Ultimately, the central objective of this section is not to reiterate that current clinical evidence is limited, but to delineate the minimum design criteria required to transform the concept of “metabolic ASD” into a scientifically testable and clinically interpretable framework. The extent to which future studies satisfy these design requirements will be a decisive factor in determining both the interpretability and translational potential of gut-derived metabolite research in ASD.

6.3. Therapeutic Implications of the Metabolic ASD Concept: Defining the Target and the Endpoints, Not the Magnitude of Effect

As the potential contribution of gut-derived metabolic imbalance to ASD pathophysiology has gained attention, the limitations of treating ASD as a single, homogeneous clinical entity have become increasingly apparent. Approaches that apply identical interventions across the entire ASD population are unlikely to yield consistent or interpretable outcomes. Consequently, therapeutic discussions must be reframed from the broad question of “Does this intervention work in ASD?” toward a precision-oriented inquiry: In which biologically defined subgroup does a given intervention modify which specific biological or clinical endpoints? This shift captures the therapeutic implication of the proposed “metabolic ASD” concept, which is not intended to promote a universal treatment strategy, but rather a framework for selective, subgroup-targeted interventions.

To date, proposed therapeutic strategies have largely fallen into three categories:

(i) modulation of gut microbial ecology through probiotics or prebiotics [11,171],

(ii) dietary interventions such as fiber enrichment or targeted carbohydrate modulation [170], and

(iii) microbiota reconstitution approaches, including fecal microbiota transplantation (FMT) [150].

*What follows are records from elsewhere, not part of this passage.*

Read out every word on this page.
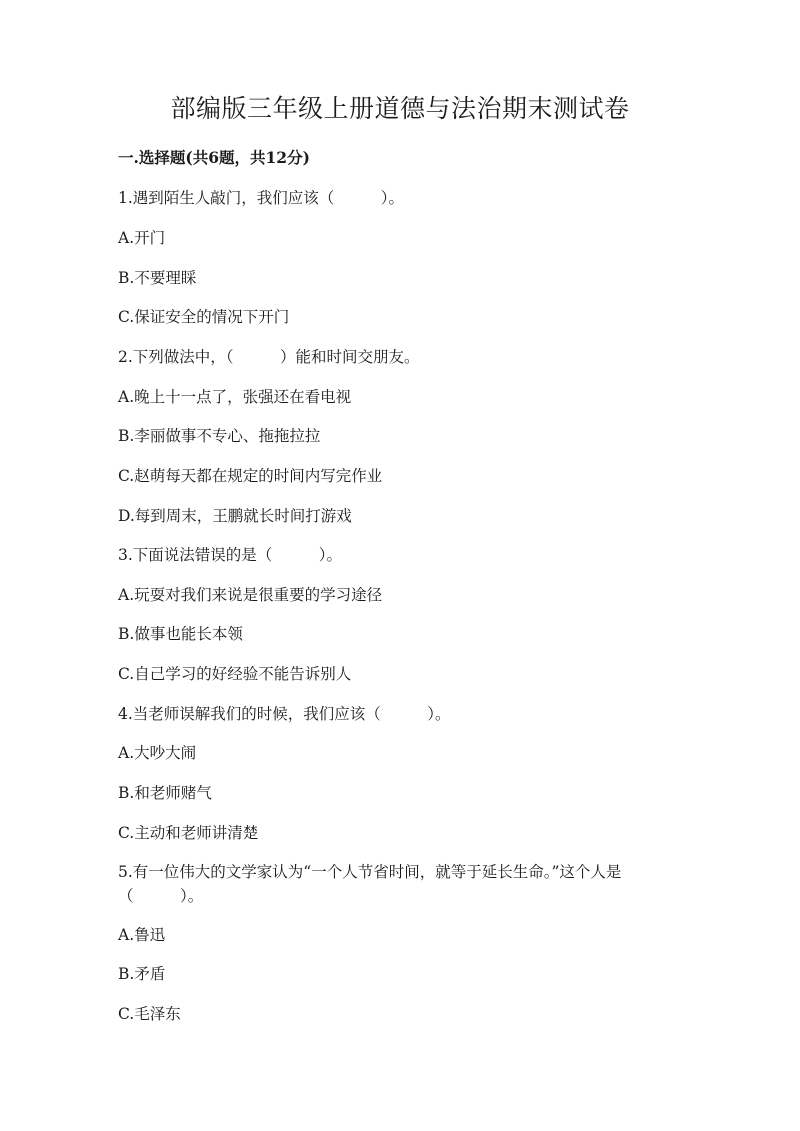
部编版三年级上册道德与法治期末测试卷
一.选择题(共6题，共12分)
1.遇到陌生人敲门，我们应该（　　　）。
A.开门
B.不要理睬
C.保证安全的情况下开门
2.下列做法中，（　　　）能和时间交朋友。
A.晚上十一点了，张强还在看电视
B.李丽做事不专心、拖拖拉拉
C.赵萌每天都在规定的时间内写完作业
D.每到周末，王鹏就长时间打游戏
3.下面说法错误的是（　　　）。
A.玩耍对我们来说是很重要的学习途径
B.做事也能长本领
C.自己学习的好经验不能告诉别人
4.当老师误解我们的时候，我们应该（　　　）。
A.大吵大闹
B.和老师赌气
C.主动和老师讲清楚
5.有一位伟大的文学家认为“一个人节省时间，就等于延长生命。”这个人是（　　　）。
A.鲁迅
B.矛盾
C.毛泽东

Although some studies have reported changes in gut microbiota composition or metabolic indices following these interventions, effects on core ASD symptoms have not been consistently replicated at the population level. When clinical improvements have been observed, they have typically appeared in selected subgroups rather than across the entire cohort [47,48,171,172]. These observations underscore that the central challenge is not to overstate the promise of specific interventions, but to refine the criteria for identifying responders and to define biologically meaningful endpoints.

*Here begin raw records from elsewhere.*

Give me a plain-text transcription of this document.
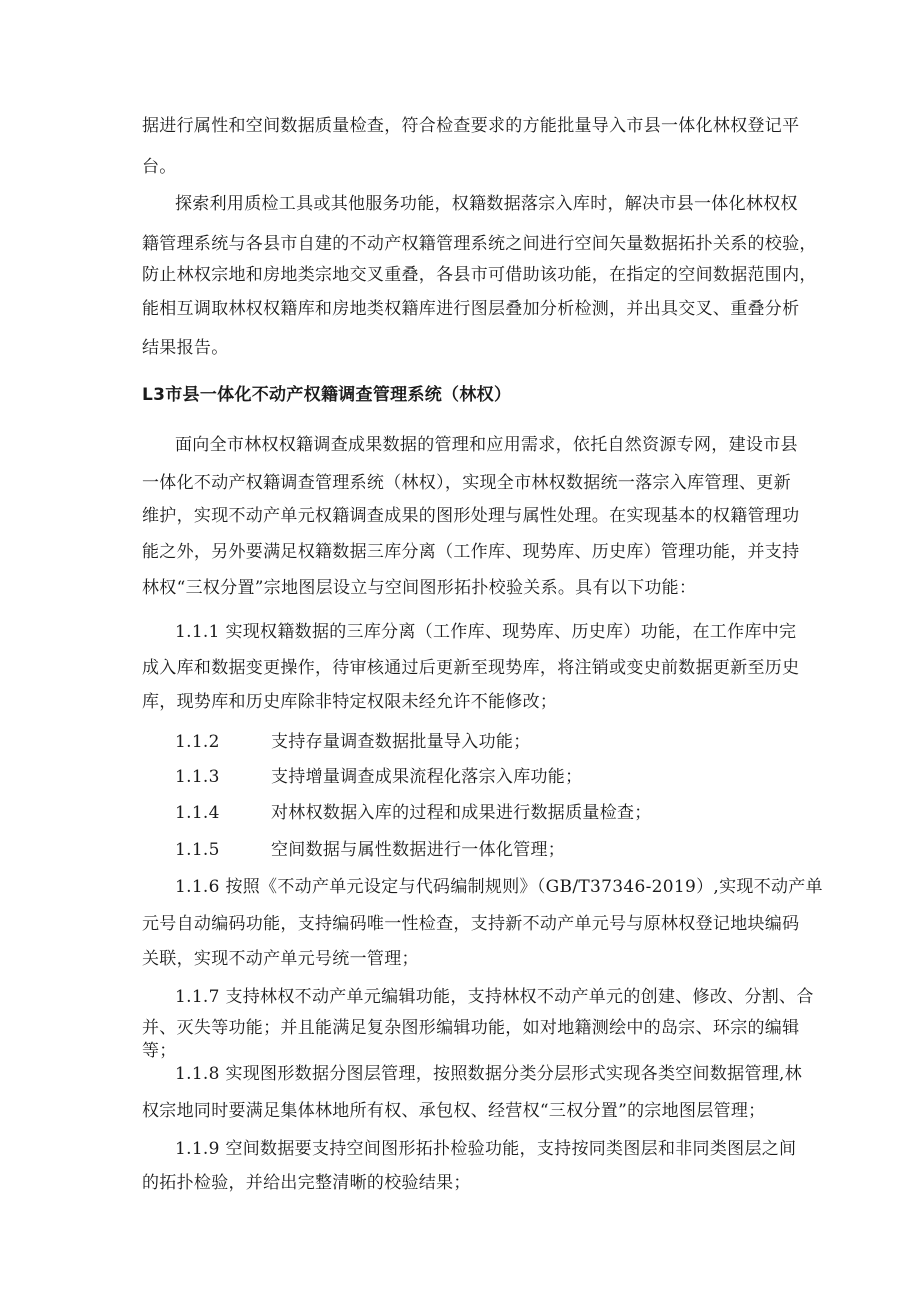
据进行属性和空间数据质量检查，符合检查要求的方能批量导入市县一体化林权登记平
台。
探索利用质检工具或其他服务功能，权籍数据落宗入库时，解决市县一体化林权权
籍管理系统与各县市自建的不动产权籍管理系统之间进行空间矢量数据拓扑关系的校验，
防止林权宗地和房地类宗地交叉重叠，各县市可借助该功能，在指定的空间数据范围内，
能相互调取林权权籍库和房地类权籍库进行图层叠加分析检测，并出具交叉、重叠分析
结果报告。
L3市县一体化不动产权籍调查管理系统（林权）
面向全市林权权籍调查成果数据的管理和应用需求，依托自然资源专网，建设市县
一体化不动产权籍调查管理系统（林权），实现全市林权数据统一落宗入库管理、更新
维护，实现不动产单元权籍调查成果的图形处理与属性处理。在实现基本的权籍管理功
能之外，另外要满足权籍数据三库分离（工作库、现势库、历史库）管理功能，并支持
林权“三权分置”宗地图层设立与空间图形拓扑校验关系。具有以下功能：
1.1.1 实现权籍数据的三库分离（工作库、现势库、历史库）功能，在工作库中完
成入库和数据变更操作，待审核通过后更新至现势库，将注销或变史前数据更新至历史
库，现势库和历史库除非特定权限未经允许不能修改；
1.1.2	支持存量调查数据批量导入功能；
1.1.3	支持增量调查成果流程化落宗入库功能；
1.1.4	对林权数据入库的过程和成果进行数据质量检查；
1.1.5	空间数据与属性数据进行一体化管理；
1.1.6 按照《不动产单元设定与代码编制规则》（GB/T37346-2019）,实现不动产单
元号自动编码功能，支持编码唯一性检查，支持新不动产单元号与原林权登记地块编码
关联，实现不动产单元号统一管理；
1.1.7 支持林权不动产单元编辑功能，支持林权不动产单元的创建、修改、分割、合
并、灭失等功能；并且能满足复杂图形编辑功能，如对地籍测绘中的岛宗、环宗的编辑
等；
1.1.8 实现图形数据分图层管理，按照数据分类分层形式实现各类空间数据管理,林
权宗地同时要满足集体林地所有权、承包权、经营权“三权分置”的宗地图层管理；
1.1.9 空间数据要支持空间图形拓扑检验功能，支持按同类图层和非同类图层之间
的拓扑检验，并给出完整清晰的校验结果；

At least three methodological steps are required to advance this approach.

First, biomarker-informed stratification must precede therapeutic application. Multivariate panels integrating SCFA profiles (absolute concentrations and relative proportions), markers of intestinal barrier integrity, inflammatory indices, and indicators of metabolic stress represent plausible candidates for operationally defining a “metabolic ASD” subgroup.

Second, assessment of treatment efficacy should not be confined to behavioral outcomes alone. Instead, mechanism-linked endpoints are required to determine whether gut metabolites and associated barrier, inflammatory, and metabolic axes are actually modified in response to intervention.

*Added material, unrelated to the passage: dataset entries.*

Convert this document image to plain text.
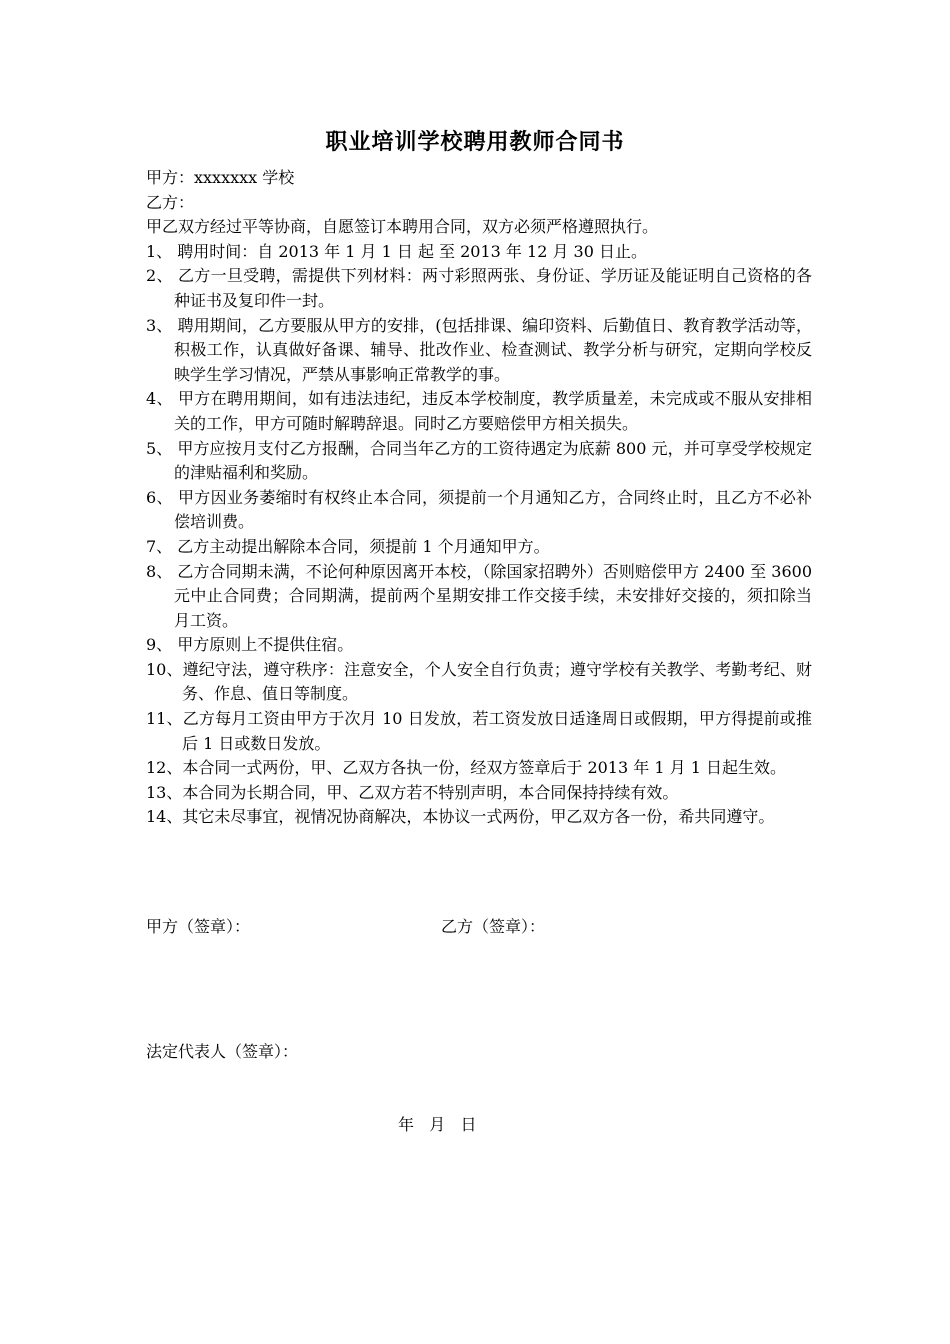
职业培训学校聘用教师合同书
甲方：xxxxxxx 学校
乙方：
甲乙双方经过平等协商，自愿签订本聘用合同，双方必须严格遵照执行。
1、 聘用时间：自 2013 年 1 月 1 日 起 至 2013 年 12 月 30 日止。
2、 乙方一旦受聘，需提供下列材料：两寸彩照两张、身份证、学历证及能证明自己资格的各种证书及复印件一封。
3、 聘用期间，乙方要服从甲方的安排，(包括排课、编印资料、后勤值日、教育教学活动等，积极工作，认真做好备课、辅导、批改作业、检查测试、教学分析与研究，定期向学校反映学生学习情况，严禁从事影响正常教学的事。
4、 甲方在聘用期间，如有违法违纪，违反本学校制度，教学质量差，未完成或不服从安排相关的工作，甲方可随时解聘辞退。同时乙方要赔偿甲方相关损失。
5、 甲方应按月支付乙方报酬，合同当年乙方的工资待遇定为底薪 800 元，并可享受学校规定的津贴福利和奖励。
6、 甲方因业务萎缩时有权终止本合同，须提前一个月通知乙方，合同终止时，且乙方不必补偿培训费。
7、 乙方主动提出解除本合同，须提前 1 个月通知甲方。
8、 乙方合同期未满，不论何种原因离开本校，（除国家招聘外）否则赔偿甲方 2400 至 3600 元中止合同费；合同期满，提前两个星期安排工作交接手续，未安排好交接的，须扣除当月工资。
9、 甲方原则上不提供住宿。
10、遵纪守法，遵守秩序：注意安全，个人安全自行负责；遵守学校有关教学、考勤考纪、财务、作息、值日等制度。
11、乙方每月工资由甲方于次月 10 日发放，若工资发放日适逢周日或假期，甲方得提前或推后 1 日或数日发放。
12、本合同一式两份，甲、乙双方各执一份，经双方签章后于 2013 年 1 月 1 日起生效。
13、本合同为长期合同，甲、乙双方若不特别声明，本合同保持持续有效。
14、其它未尽事宜，视情况协商解决，本协议一式两份，甲乙双方各一份，希共同遵守。
甲方（签章）：	乙方（签章）：
法定代表人（签章）：
年   月   日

Third, longitudinal designs and translational studies bridging preclinical and clinical data are essential to establish the temporal relationships between metabolic changes and shifts in clinical phenotypes, thereby distinguishing simple co-occurrence from potential pathophysiological contribution.

In summary, therapeutic approaches grounded in the metabolic ASD framework should not be positioned as broadly applicable prescriptions for ASD as a whole. Rather, they should be viewed as precision interventions to be selectively evaluated in subgroups where metabolic vulnerability constitutes a central pathophysiological axis. At this stage, the priority is not to assert therapeutic efficacy, but to construct robust patient stratification schemes and study designs that acknowledge clinical heterogeneity. Such an approach will enable gut-derived metabolic imbalance to be integrated into a coherent pathophysiological cascade and, ultimately, to serve as the basis for testable and clinically meaningful therapeutic hypotheses (Figure 1).